An important limitation in the Kirsch et al. data set is that it includes aggregate data rather than individual patient data. It has been recently shown that inference on patient-level characteristics, such as initial severity, using meta-regression models and aggregated evidence can be problematic due to aggregation bias [69]. As clearly stated in Additional file 2 (simple meta-regression in Section 3), this method has low power to detect any relationship when the number of studies is small.

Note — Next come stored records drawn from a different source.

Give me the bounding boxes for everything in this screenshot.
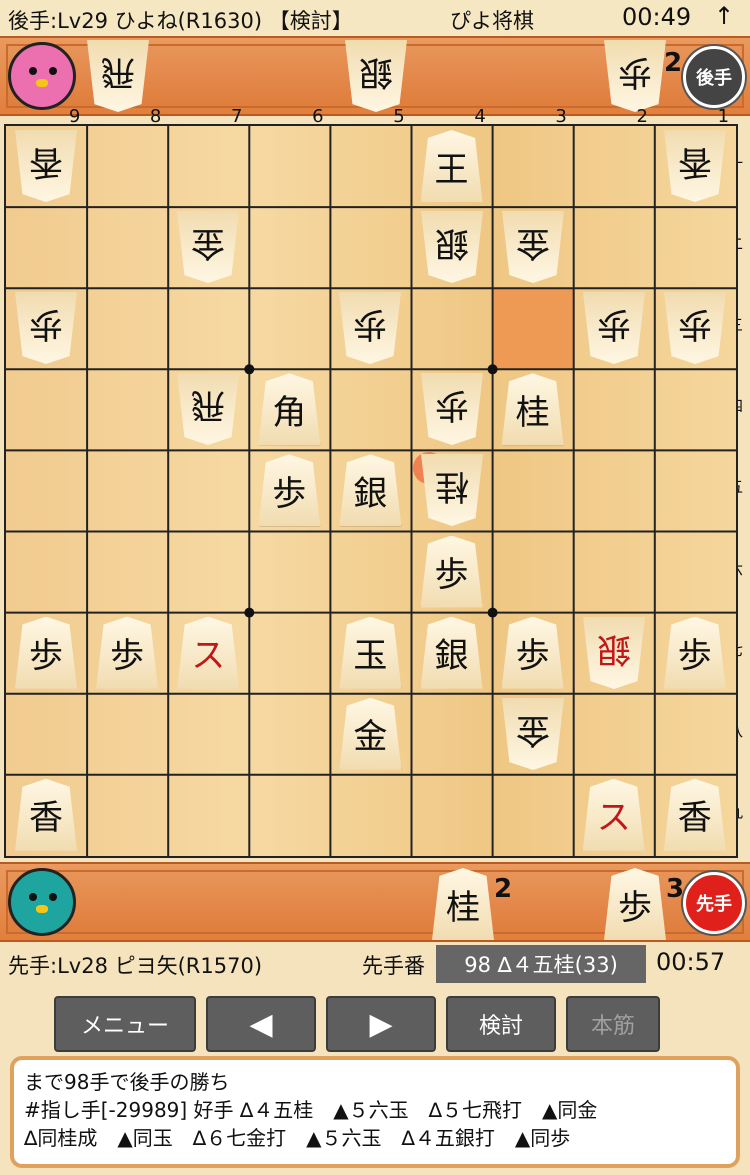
top-bar: 後手:Lv29 ひよね(R1630) 【検討】 ぴよ将棋 00:49 ↑	[0, 0, 750, 36]
board-piece-5-3[interactable]: 歩	[339, 292, 401, 364]
board-piece-5-8[interactable]: 金	[339, 697, 402, 770]
review-button[interactable]: 検討	[446, 996, 556, 1052]
flip-arrow-icon[interactable]: ↑	[714, 2, 734, 30]
board-piece-6-4[interactable]: 角	[258, 373, 321, 446]
board-piece-2-3[interactable]: 歩	[583, 292, 645, 364]
board-piece-6-5[interactable]: 歩	[258, 454, 321, 527]
sente-hand-knight[interactable]: 桂	[432, 868, 494, 940]
comment-box: まで98手で後手の勝ち #指し手[-29989] 好手 ∆４五桂 ▲５六玉 ∆５…	[10, 1056, 740, 1168]
sente-badge: 先手	[683, 872, 745, 934]
board-piece-4-2[interactable]: 銀	[421, 211, 483, 283]
board-piece-5-7[interactable]: 玉	[339, 616, 402, 689]
gote-hand-pawn[interactable]: 歩	[604, 40, 666, 112]
board-piece-9-7[interactable]: 歩	[15, 616, 77, 689]
board-piece-1-9[interactable]: 香	[663, 778, 726, 851]
board-piece-7-4[interactable]: 飛	[177, 373, 239, 445]
comment-line-2: #指し手[-29989] 好手 ∆４五桂 ▲５六玉 ∆５七飛打 ▲同金	[24, 1098, 598, 1122]
board-piece-2-9[interactable]: ス	[582, 778, 645, 851]
comment-line-3: ∆同桂成 ▲同玉 ∆６七金打 ▲５六玉 ∆４五銀打 ▲同歩	[24, 1126, 571, 1150]
comment-line-1: まで98手で後手の勝ち	[24, 1070, 230, 1094]
sente-player-info: 先手:Lv28 ピヨ矢(R1570)	[8, 954, 263, 978]
sente-hand-pawn[interactable]: 歩	[604, 868, 666, 940]
star-point	[244, 607, 255, 618]
gote-player-info: 後手:Lv29 ひよね(R1630) 【検討】	[8, 9, 353, 33]
sente-hand-area: 桂 2 歩 3 先手	[0, 862, 750, 942]
sente-knight-count: 2	[494, 874, 513, 904]
mainline-button[interactable]: 本筋	[566, 996, 660, 1052]
sente-avatar	[8, 868, 76, 936]
star-point	[244, 364, 255, 375]
board-piece-1-7[interactable]: 歩	[663, 616, 726, 689]
board-piece-9-1[interactable]: 香	[15, 130, 77, 202]
board-piece-3-4[interactable]: 桂	[501, 373, 564, 446]
board-piece-7-2[interactable]: 金	[177, 211, 239, 283]
board-piece-4-6[interactable]: 歩	[420, 535, 483, 608]
board-piece-5-5[interactable]: 銀	[339, 454, 402, 527]
board-piece-9-3[interactable]: 歩	[15, 292, 77, 364]
board-piece-2-7[interactable]: 銀	[583, 617, 645, 689]
sente-pawn-count: 3	[666, 874, 685, 904]
board-piece-7-7[interactable]: ス	[177, 616, 240, 689]
board-piece-1-1[interactable]: 香	[664, 130, 726, 202]
board-piece-3-8[interactable]: 金	[502, 698, 564, 770]
board-piece-4-4[interactable]: 歩	[421, 373, 483, 445]
star-point	[487, 607, 498, 618]
gote-hand-rook[interactable]: 飛	[87, 40, 149, 112]
gote-badge: 後手	[683, 46, 745, 108]
shogi-board[interactable]: 香王香金銀金歩歩歩歩飛角歩桂歩銀桂歩歩歩ス玉銀歩銀歩金金香ス香	[4, 124, 738, 858]
last-move-display[interactable]: 98 ∆４五桂(33)	[436, 945, 646, 983]
board-piece-4-1[interactable]: 王	[420, 130, 483, 202]
gote-avatar	[8, 42, 76, 110]
gote-hand-silver[interactable]: 銀	[345, 40, 407, 112]
board-piece-9-9[interactable]: 香	[15, 778, 77, 851]
board-piece-4-5[interactable]: 桂	[421, 454, 483, 526]
star-point	[487, 364, 498, 375]
turn-indicator: 先手番	[362, 954, 425, 978]
prev-button[interactable]: ◀	[206, 996, 316, 1052]
sente-clock: 00:57	[656, 948, 726, 976]
app-title: ぴよ将棋	[450, 9, 534, 33]
gote-hand-area: 飛 銀 歩 2 後手	[0, 36, 750, 116]
info-bar: 先手:Lv28 ピヨ矢(R1570) 先手番 98 ∆４五桂(33) 00:57	[0, 940, 750, 988]
gote-pawn-count: 2	[664, 48, 683, 78]
menu-button[interactable]: メニュー	[54, 996, 196, 1052]
board-piece-1-3[interactable]: 歩	[664, 292, 726, 364]
board-piece-8-7[interactable]: 歩	[96, 616, 159, 689]
board-piece-4-7[interactable]: 銀	[420, 616, 483, 689]
board-piece-3-7[interactable]: 歩	[501, 616, 564, 689]
gote-clock: 00:49	[622, 3, 692, 31]
board-piece-3-2[interactable]: 金	[502, 211, 564, 283]
next-button[interactable]: ▶	[326, 996, 436, 1052]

A more complex issue which is beyond the scope of the current article is the intrinsic problems in the methodology of RCTs [70]. These problems tend to reduce the effect size for a number of reasons, with most prominent being the quality of recruited patients and the problems with the quantification of psychiatric symptoms, including the psychometric properties of the scales used. Even the concept of ‘severity’ is not satisfactorily studied. For example, some items like ‘depressed mood’ manifest a ceiling effect as severity grows while others like ‘suicidality’ manifest a floor effect as severity is reduced [71–81]. Both the HDRS and the MADRS describe a construct of depression which corresponds poorly to that defined by the DSM-IV and ICD-10 and include items corresponding to non-specific symptoms (e.g. sleep, appetite, anxiety; they might respond to a variety of non-antidepressant agents) or even side-effects (e.g. somatic symptoms) [77, 78, 82]. Also, it is obvious that the last observation carried forward method significantly contaminates efficacy with tolerability. However, no other results are usually available to analyse. Taking together that in many RCTs, agents like benzodiazepines are permitted in the placebo arm, the final score might not reflect the actual effect of the drug vs. placebo *per se* but somehow the add-on value of antidepressants on benzodiazepines. The RCTs are necessary for the licensing of drugs as safe and effective by the FDA, the EMEA, the MHRA, etc., but their usefulness should not be overstated, and their data should not be overused. Maybe it is time the raw data to be in the public domain, at least for products whose patent has expired. The way the lay press and especially the way medical scientists write for the lay press concerning antidepressants [83, 84] cannot be considered in any other way but as being a reflection of a new type of stigma for depressed patients.

The results of the current study also suggest there is no ‘year’ effect; however, the changing severity of patients recruited over the years might result in a change in the observed difference between placebo and active drug. This is largely in accord with the conclusions of Undurraga and Baldessarini [9].